Raising autonomous animals

Autonomous animals are equipped to take better care of themselves and each other. They can better withstand the challenges and disruptions of illness, more easily manage different housing environments or quality standards. Raising self-sustaining animals has many social, economic and environmental benefits.

Animal welfare is one of the main priorities. Animals kept in the animal protein industry should always receive proper care and management. Different cultivated species have different needs and their natural behavior requires specific treatments and housing systems. Around the world, we see differences in husbandry and housing systems, climate and disease challenges, and more. While taking care of animals, you can easily select the most self-sufficient animals. With sound science and results backed by data, we select animals that show results on specific traits related to resilience and self-reliance.

For example, pigs show great differences when it comes to being self-sufficient. While some sows need a lot of intervention, others take care of themselves and their offspring naturally. Within each new generation, while choosing the best of the best, we have a herd that gains from being self-sufficient. Sows that give birth to their offspring alone without the help of foster mothers. Sows that have enough milk and wean uniform piglets into strong, thriving pigs, without the need for feed additions, churning due to weight and health differences. We can think of a few other social, economic and environmental issues to address.

Being self-sufficient is not only profitable, the environment improves due to the reduction in waste generation and the resources needed. Animals that can withstand disease, climate change, and need fewer treatments to prevent or overcome disease make a safe and secure food supply that much more attractive.

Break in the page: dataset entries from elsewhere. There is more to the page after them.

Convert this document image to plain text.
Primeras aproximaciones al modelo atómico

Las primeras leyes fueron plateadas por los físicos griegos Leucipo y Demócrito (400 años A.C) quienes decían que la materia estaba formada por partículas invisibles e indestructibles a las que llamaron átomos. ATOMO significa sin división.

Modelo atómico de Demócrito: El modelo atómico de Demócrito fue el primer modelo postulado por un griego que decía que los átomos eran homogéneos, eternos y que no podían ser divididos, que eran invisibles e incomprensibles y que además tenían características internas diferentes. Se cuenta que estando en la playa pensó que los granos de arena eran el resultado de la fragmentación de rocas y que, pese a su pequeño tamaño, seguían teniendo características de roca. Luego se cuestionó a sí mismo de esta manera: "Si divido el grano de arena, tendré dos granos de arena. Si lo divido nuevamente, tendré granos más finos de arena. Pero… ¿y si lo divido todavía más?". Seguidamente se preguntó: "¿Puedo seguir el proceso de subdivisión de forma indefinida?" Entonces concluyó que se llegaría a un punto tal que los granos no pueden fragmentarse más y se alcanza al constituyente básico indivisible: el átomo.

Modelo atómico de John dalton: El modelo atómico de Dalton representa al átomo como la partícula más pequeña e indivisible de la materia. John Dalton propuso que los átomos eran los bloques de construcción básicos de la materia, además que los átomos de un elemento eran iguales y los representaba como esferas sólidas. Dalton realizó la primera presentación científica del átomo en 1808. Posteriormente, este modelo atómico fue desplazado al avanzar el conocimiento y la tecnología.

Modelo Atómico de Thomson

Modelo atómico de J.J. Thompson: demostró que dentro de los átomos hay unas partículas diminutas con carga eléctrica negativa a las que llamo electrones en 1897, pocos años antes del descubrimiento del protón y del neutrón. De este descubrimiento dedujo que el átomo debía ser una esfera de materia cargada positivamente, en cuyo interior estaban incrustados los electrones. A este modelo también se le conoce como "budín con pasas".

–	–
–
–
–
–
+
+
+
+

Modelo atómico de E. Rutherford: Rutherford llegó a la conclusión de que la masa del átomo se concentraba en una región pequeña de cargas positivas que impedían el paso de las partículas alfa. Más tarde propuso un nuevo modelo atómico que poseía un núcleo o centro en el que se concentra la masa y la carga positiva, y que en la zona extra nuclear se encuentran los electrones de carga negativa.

Socially – animals that can take care of themselves, require little or no intervention, can cope better with different housing and husbandry challenges and thrive in their provided habitat. This greatly increases their level of animal welfare. Poultry, for example, should be able to display their natural behavior, while being less aggressive towards each other and showing fewer signs of stress in their environment.

Each new generation of chickens copes with the global food challenge a little better. Helping small farmers, producers and consumers around the world. According to Bill Gates: “Anyone who lives in extreme poverty is better off if he has chickens”. And we completely agree. Together with the Bill & Melinda Gates Foundation, we are investing in a project to support African smallholder farmers with dual purpose chickens. Provide meat and eggs to their surroundings. With access to better genetics, people can build better livelihoods and provide more food for their community. This is only possible with poultry that survive harsh conditions and lower biosecurity standards. The same breeds must also thrive in other parts of the world. Make autonomy even more important and stimulating.

Aquatic species are also catching up. Where before growth and survival mattered only to us, today we can improve social, economic and environmental impact by choosing the best of the best without handling them or pulling them out of the water too often. Using genetic markers, sensor technology and tags, the best families can be selected, ensuring that each new generation progresses and has a more lasting impact.

Environmental adjustment

To survive, everyone depends on their habitat. What the environment provides makes survival more or less difficult. Within the animal protein industry, there are a multitude of housing systems and regional differences in the standards supplied. Therefore, not all animals are suitable for every environment. If you take a closer look at laying hens for example, there are some breeds that thrive in an outdoor system, while others can’t stand alone for too long outdoors or in a large group. Specifics such as behavior, feathers and even color make a big difference. A white chicken on an African field is easily caught by surrounding wildlife. A naked neck chicken is much better suited to this same African field. It even tolerates heat much better.

When selecting autonomous animals, the experts at Hendrix Genetics look at a multitude of angles. We work with a global multi-species R&D team and several specialist teams per species. Features of selection and adaptation to local needs.

Trout are tested in sentinel groups to select the best families for colder waters, making them easier to adapt to certain markets. All over the world, people have differences in taste, which is why a breed of boar is mainly chosen for the quality of the meat or the level of intramuscular fat it displays. Nevertheless, while different parts of the world demand different adaptation and have different needs, characteristics such as: hardiness, the ability to grow even in the face of more difficult challenges, caring for one’s offspring and each other remain a high priority in our breeding programs.

Management of animals and workers

When it is difficult or expensive to attract good workers or if the housing standards are more difficult, you can choose a breed that is better suited to these challenges. Autonomous animals will add up if the standards of breeding and housing could benefit from an improvement. Adoptive mothers in pigs, choking or pecking behaviors, tail biting and accompanying treatments to prevent or resolve these situations are industry challenges that we also want to overcome. By breeding and selecting balanced animals that exhibit economically, socially and ecologically favorable characteristics, we are moving together towards a more sustainable future.